CHAPEL HILL, N.C. _ There were about four minutes left in North Carolina's game against Ohio State when Roy Williams finally looked into the stands.
What he saw didn't shock him. He saw Tar Heels fans leaving the Dean Smith Center in lines like school kids exiting a building during a fire drill. They had seen enough.
"I didn't blame them," Williams said. "I wasn't mad at them. We didn't do what we should do to provide a little bit more toughness."
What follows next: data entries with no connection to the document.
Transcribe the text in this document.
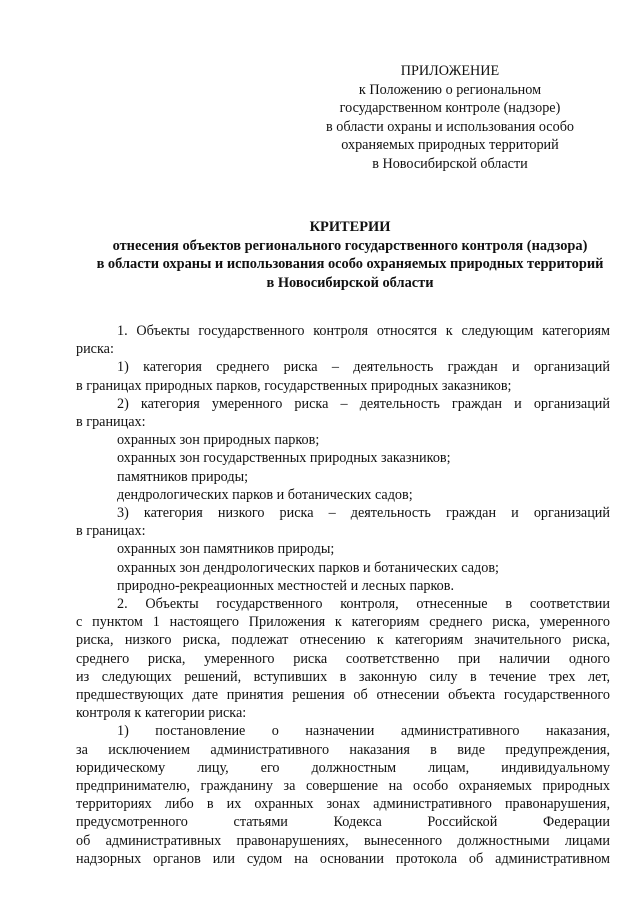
ПРИЛОЖЕНИЕ
к Положению о региональном
государственном контроле (надзоре)
в области охраны и использования особо
охраняемых природных территорий
в Новосибирской области
КРИТЕРИИ
отнесения объектов регионального государственного контроля (надзора)
в области охраны и использования особо охраняемых природных территорий
в Новосибирской области
1. Объекты государственного контроля относятся к следующим категориям
риска:
1) категория среднего риска – деятельность граждан и организаций
в границах природных парков, государственных природных заказников;
2) категория умеренного риска – деятельность граждан и организаций
в границах:
охранных зон природных парков;
охранных зон государственных природных заказников;
памятников природы;
дендрологических парков и ботанических садов;
3) категория низкого риска – деятельность граждан и организаций
в границах:
охранных зон памятников природы;
охранных зон дендрологических парков и ботанических садов;
природно-рекреационных местностей и лесных парков.
2. Объекты государственного контроля, отнесенные в соответствии
с пунктом 1 настоящего Приложения к категориям среднего риска, умеренного
риска, низкого риска, подлежат отнесению к категориям значительного риска,
среднего риска, умеренного риска соответственно при наличии одного
из следующих решений, вступивших в законную силу в течение трех лет,
предшествующих дате принятия решения об отнесении объекта государственного
контроля к категории риска:
1) постановление о назначении административного наказания,
за исключением административного наказания в виде предупреждения,
юридическому лицу, его должностным лицам, индивидуальному
предпринимателю, гражданину за совершение на особо охраняемых природных
территориях либо в их охранных зонах административного правонарушения,
предусмотренного статьями Кодекса Российской Федерации
об административных правонарушениях, вынесенного должностными лицами
надзорных органов или судом на основании протокола об административном
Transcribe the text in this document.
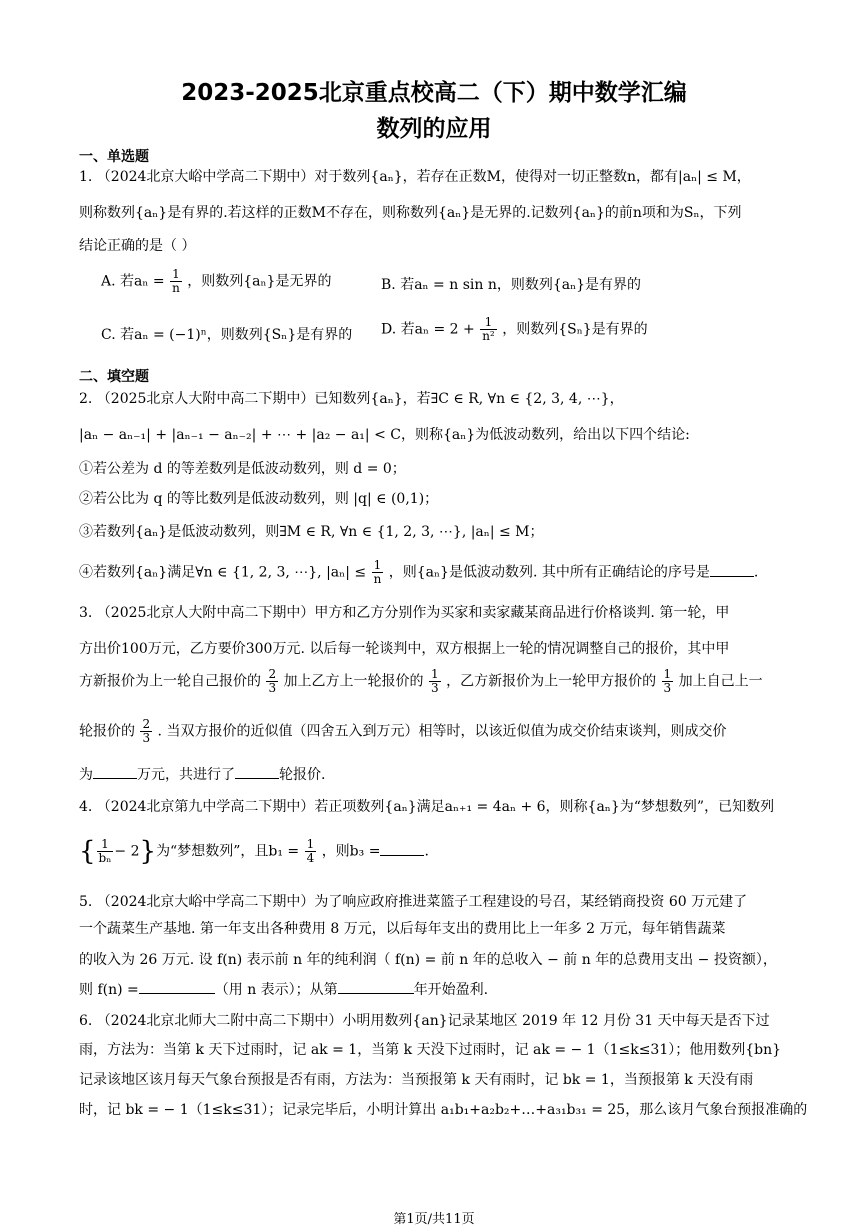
2023-2025北京重点校高二（下）期中数学汇编
数列的应用
一、单选题
1. （2024北京大峪中学高二下期中）对于数列{aₙ}，若存在正数M，使得对一切正整数n，都有|aₙ| ≤ M，
则称数列{aₙ}是有界的.若这样的正数M不存在，则称数列{aₙ}是无界的.记数列{aₙ}的前n项和为Sₙ，下列
结论正确的是（ ）
A. 若$a_n = \frac{1}{n}$ ，则数列{aₙ}是无界的	B. 若aₙ = n sin n，则数列{aₙ}是有界的
C. 若aₙ = (−1)ⁿ，则数列{Sₙ}是有界的 D. 若$a_n = 2 + \frac{1}{\text{n²}}$ ，则数列{Sₙ}是有界的
二、填空题
2. （2025北京人大附中高二下期中）已知数列{aₙ}，若∃C ∈ R, ∀n ∈ {2, 3, 4, ⋯}，
|aₙ − aₙ₋₁| + |aₙ₋₁ − aₙ₋₂| + ⋯ + |a₂ − a₁| < C，则称{aₙ}为低波动数列，给出以下四个结论:
①若公差为 d 的等差数列是低波动数列，则 d = 0；
②若公比为 q 的等比数列是低波动数列，则 |q| ∈ (0,1)；
③若数列{aₙ}是低波动数列，则∃M ∈ R, ∀n ∈ {1, 2, 3, ⋯}, |aₙ| ≤ M；
④若数列{aₙ}满足∀n ∈ {1, 2, 3, ⋯}, $|a_n| \le \frac{1}{n}$ ，则{aₙ}是低波动数列. 其中所有正确结论的序号是	.
3. （2025北京人大附中高二下期中）甲方和乙方分别作为买家和卖家藏某商品进行价格谈判. 第一轮，甲
方出价100万元，乙方要价300万元. 以后每一轮谈判中，双方根据上一轮的情况调整自己的报价，其中甲
方新报价为上一轮自己报价的 $\frac{2}{3}$ 加上乙方上一轮报价的 $\frac{1}{3}$ ，乙方新报价为上一轮甲方报价的 $\frac{1}{3}$ 加上自己上一
轮报价的 $\frac{2}{3}$ . 当双方报价的近似值（四舍五入到万元）相等时，以该近似值为成交价结束谈判，则成交价
为	万元，共进行了	轮报价.
4. （2024北京第九中学高二下期中）若正项数列{aₙ}满足aₙ₊₁ = 4aₙ + 6，则称{aₙ}为“梦想数列”，已知数列
{ $\frac{1}{\text{bₙ}} - 2$}为“梦想数列”，且$b_1 = \frac{1}{4}$ ，则b₃ =	.
5. （2024北京大峪中学高二下期中）为了响应政府推进菜篮子工程建设的号召，某经销商投资 60 万元建了
一个蔬菜生产基地. 第一年支出各种费用 8 万元，以后每年支出的费用比上一年多 2 万元，每年销售蔬菜
的收入为 26 万元. 设 f(n) 表示前 n 年的纯利润（ f(n) = 前 n 年的总收入 − 前 n 年的总费用支出 − 投资额），
则 f(n) =	（用 n 表示）；从第	年开始盈利.
6. （2024北京北师大二附中高二下期中）小明用数列{an}记录某地区 2019 年 12 月份 31 天中每天是否下过
雨，方法为：当第 k 天下过雨时，记 ak = 1，当第 k 天没下过雨时，记 ak = − 1（1≤k≤31）；他用数列{bn}
记录该地区该月每天气象台预报是否有雨，方法为：当预报第 k 天有雨时，记 bk = 1，当预报第 k 天没有雨
时，记 bk = − 1（1≤k≤31）；记录完毕后，小明计算出 a₁b₁+a₂b₂+…+a₃₁b₃₁ = 25，那么该月气象台预报准确的
第1页/共11页
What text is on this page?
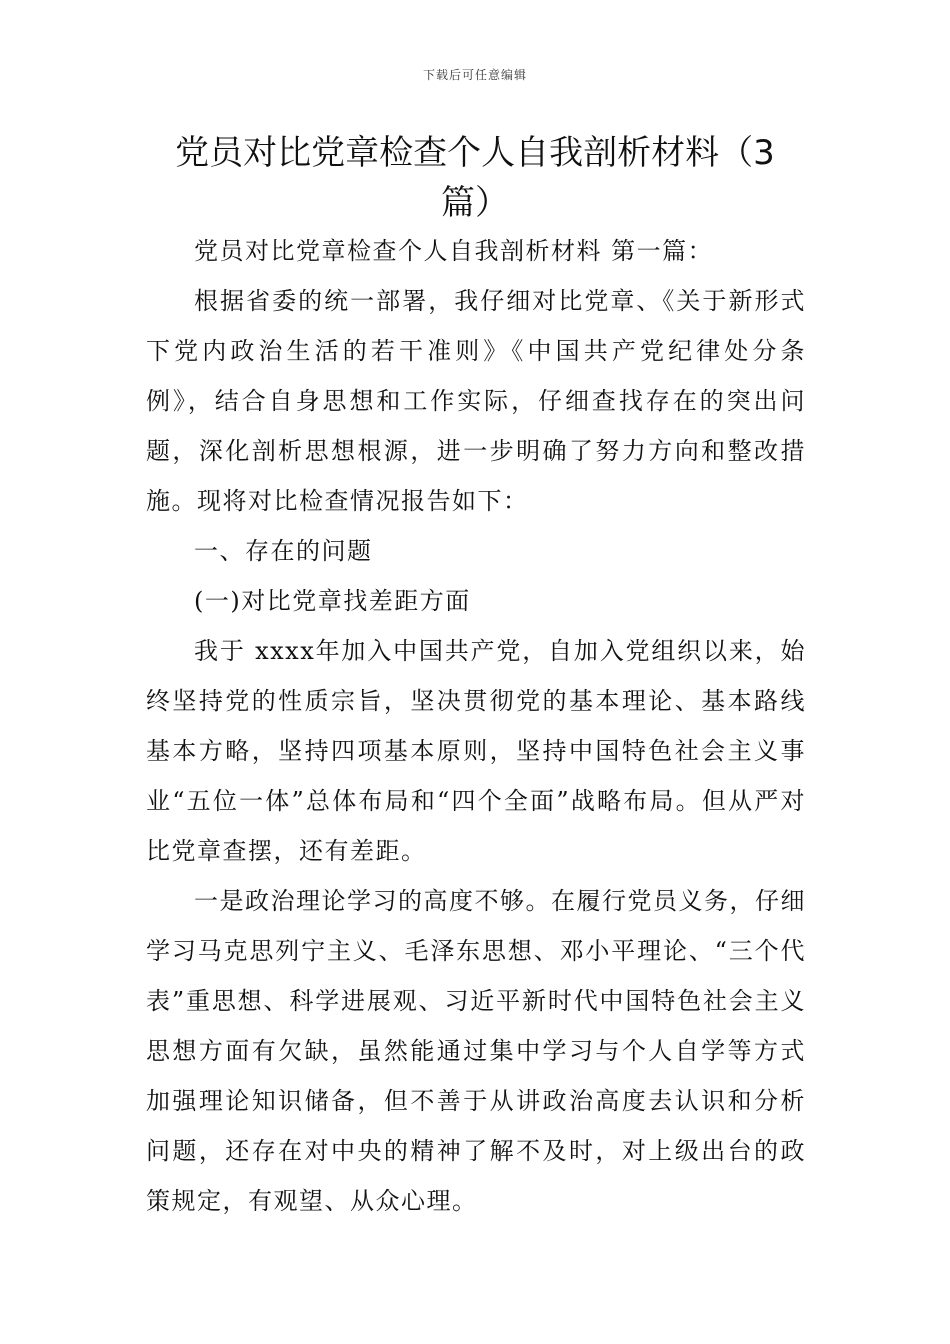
下载后可任意编辑
党员对比党章检查个人自我剖析材料（3篇）

党员对比党章检查个人自我剖析材料 第一篇：

根据省委的统一部署，我仔细对比党章、《关于新形式下党内政治生活的若干准则》《中国共产党纪律处分条例》，结合自身思想和工作实际，仔细查找存在的突出问题，深化剖析思想根源，进一步明确了努力方向和整改措施。现将对比检查情况报告如下：

一、存在的问题

(一)对比党章找差距方面

我于 xxxx年加入中国共产党，自加入党组织以来，始终坚持党的性质宗旨，坚决贯彻党的基本理论、基本路线基本方略，坚持四项基本原则，坚持中国特色社会主义事业“五位一体”总体布局和“四个全面”战略布局。但从严对比党章查摆，还有差距。

一是政治理论学习的高度不够。在履行党员义务，仔细学习马克思列宁主义、毛泽东思想、邓小平理论、“三个代表”重思想、科学进展观、习近平新时代中国特色社会主义思想方面有欠缺，虽然能通过集中学习与个人自学等方式加强理论知识储备，但不善于从讲政治高度去认识和分析问题，还存在对中央的精神了解不及时，对上级出台的政策规定，有观望、从众心理。
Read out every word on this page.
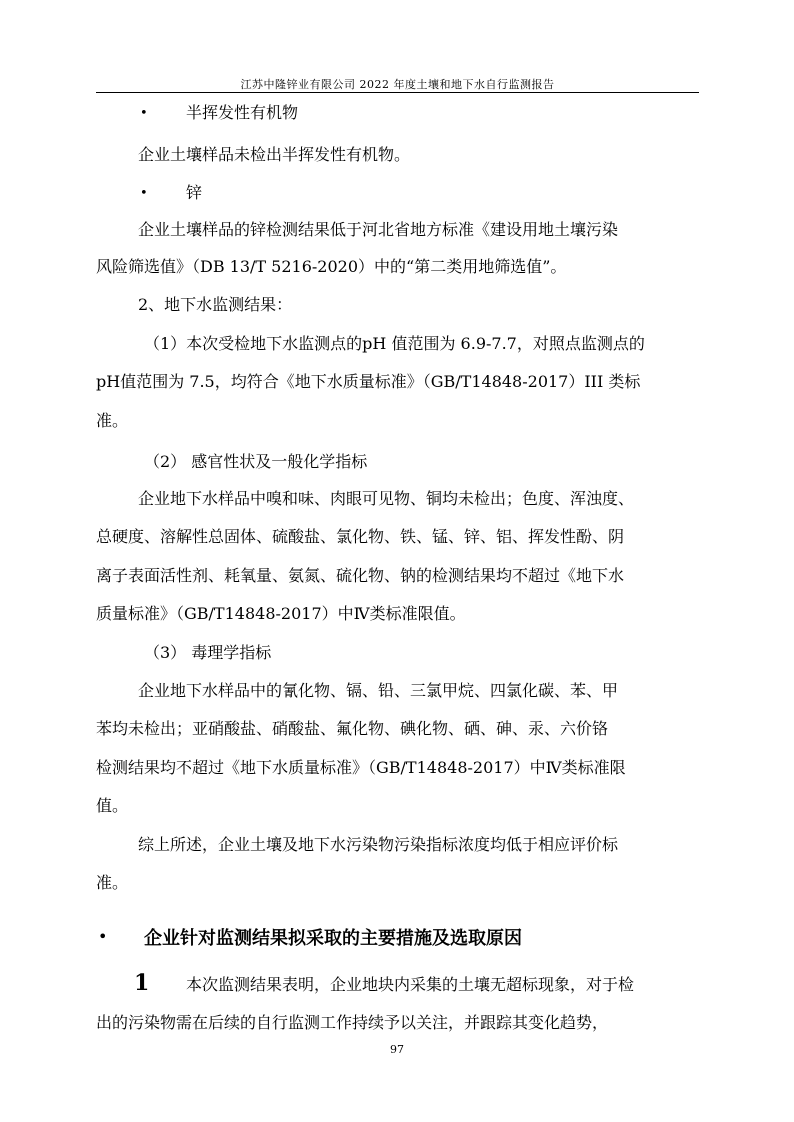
江苏中隆锌业有限公司 2022 年度土壤和地下水自行监测报告
• 半挥发性有机物
企业土壤样品未检出半挥发性有机物。
• 锌
企业土壤样品的锌检测结果低于河北省地方标准《建设用地土壤污染
风险筛选值》（DB 13/T 5216-2020）中的“第二类用地筛选值”。
2、地下水监测结果：
（1）本次受检地下水监测点的pH 值范围为 6.9-7.7，对照点监测点的
pH值范围为 7.5，均符合《地下水质量标准》（GB/T14848-2017）III 类标
准。
（2） 感官性状及一般化学指标
企业地下水样品中嗅和味、肉眼可见物、铜均未检出；色度、浑浊度、
总硬度、溶解性总固体、硫酸盐、氯化物、铁、锰、锌、铝、挥发性酚、阴
离子表面活性剂、耗氧量、氨氮、硫化物、钠的检测结果均不超过《地下水
质量标准》（GB/T14848-2017）中Ⅳ类标准限值。
（3） 毒理学指标
企业地下水样品中的氰化物、镉、铅、三氯甲烷、四氯化碳、苯、甲
苯均未检出；亚硝酸盐、硝酸盐、氟化物、碘化物、硒、砷、汞、六价铬
检测结果均不超过《地下水质量标准》（GB/T14848-2017）中Ⅳ类标准限
值。
综上所述，企业土壤及地下水污染物污染指标浓度均低于相应评价标
准。
• 企业针对监测结果拟采取的主要措施及选取原因
1 本次监测结果表明，企业地块内采集的土壤无超标现象，对于检
出的污染物需在后续的自行监测工作持续予以关注，并跟踪其变化趋势，
97
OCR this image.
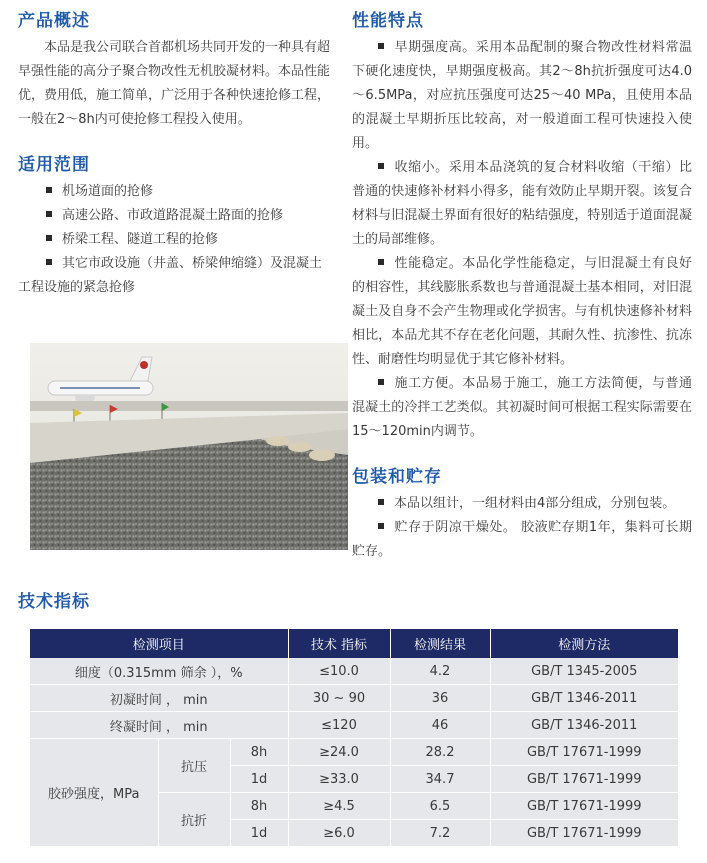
产品概述

本品是我公司联合首都机场共同开发的一种具有超早强性能的高分子聚合物改性无机胶凝材料。本品性能优，费用低，施工简单，广泛用于各种快速抢修工程，一般在2～8h内可使抢修工程投入使用。

适用范围
机场道面的抢修
高速公路、市政道路混凝土路面的抢修
桥梁工程、隧道工程的抢修
其它市政设施（井盖、桥梁伸缩缝）及混凝土工程设施的紧急抢修
性能特点
早期强度高。采用本品配制的聚合物改性材料常温下硬化速度快，早期强度极高。其2～8h抗折强度可达4.0～6.5MPa，对应抗压强度可达25～40 MPa，且使用本品的混凝土早期折压比较高，对一般道面工程可快速投入使用。
收缩小。采用本品浇筑的复合材料收缩（干缩）比普通的快速修补材料小得多，能有效防止早期开裂。该复合材料与旧混凝土界面有很好的粘结强度，特别适于道面混凝土的局部维修。
性能稳定。本品化学性能稳定，与旧混凝土有良好的相容性，其线膨胀系数也与普通混凝土基本相同，对旧混凝土及自身不会产生物理或化学损害。与有机快速修补材料相比，本品尤其不存在老化问题，其耐久性、抗渗性、抗冻性、耐磨性均明显优于其它修补材料。
施工方便。本品易于施工，施工方法简便，与普通混凝土的冷拌工艺类似。其初凝时间可根据工程实际需要在15～120min内调节。
包装和贮存
本品以组计，一组材料由4部分组成，分别包装。
贮存于阴凉干燥处。 胶液贮存期1年，集料可长期贮存。
技术指标
检测项目			技术 指标	检测结果	检测方法
细度（0.315mm 筛余 ），%			≤10.0	4.2	GB/T 1345-2005
初凝时间 ， min			30 ~ 90	36	GB/T 1346-2011
终凝时间 ， min			≤120	46	GB/T 1346-2011
胶砂强度，MPa	抗压	8h	≥24.0	28.2	GB/T 17671-1999
		1d	≥33.0	34.7	GB/T 17671-1999
	抗折	8h	≥4.5	6.5	GB/T 17671-1999
		1d	≥6.0	7.2	GB/T 17671-1999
The seventh-ranked Tar Heels (6-2, 1-0 ACC) were historically bad on Wednesday. They lost to the sixth-ranked Buckeyes 74-49. It was their worst home loss since Williams became head coach in 2003. And no matter what he tried, including going deep _ no, really deep _ into his bench late in the second half, nothing worked.
Williams said he wasn't trying to send a message to his team by putting in two non-scholarship players and three reserves. He said the starters just weren't good.
"If you were watching us play, what were those guys doing that were in the game?" Williams said. "It's a pretty easy thing; if you suck out there, somebody should come in for you."
"No. Seriously," he continued, "if they didn't have a message by looking at the scoreboard _ I put those five guys in there because I didn't like the guys that were playing."
The Tar Heels trailed by 14 points with about 10 minutes left before Williams replaced his starters with guards K.J. Smith, Shea Rush, Christian Keeling, and forwards Justin Pierce and Walker Miller.
That lineup was actually decent. But when the starters returned with 6:37 left in the game, the same mistakes continued. The Tar Heels allowed 16 second-chance points, and 11 fast-break points. The Buckeyes also dominated the Tar Heels on the boards, 48-32.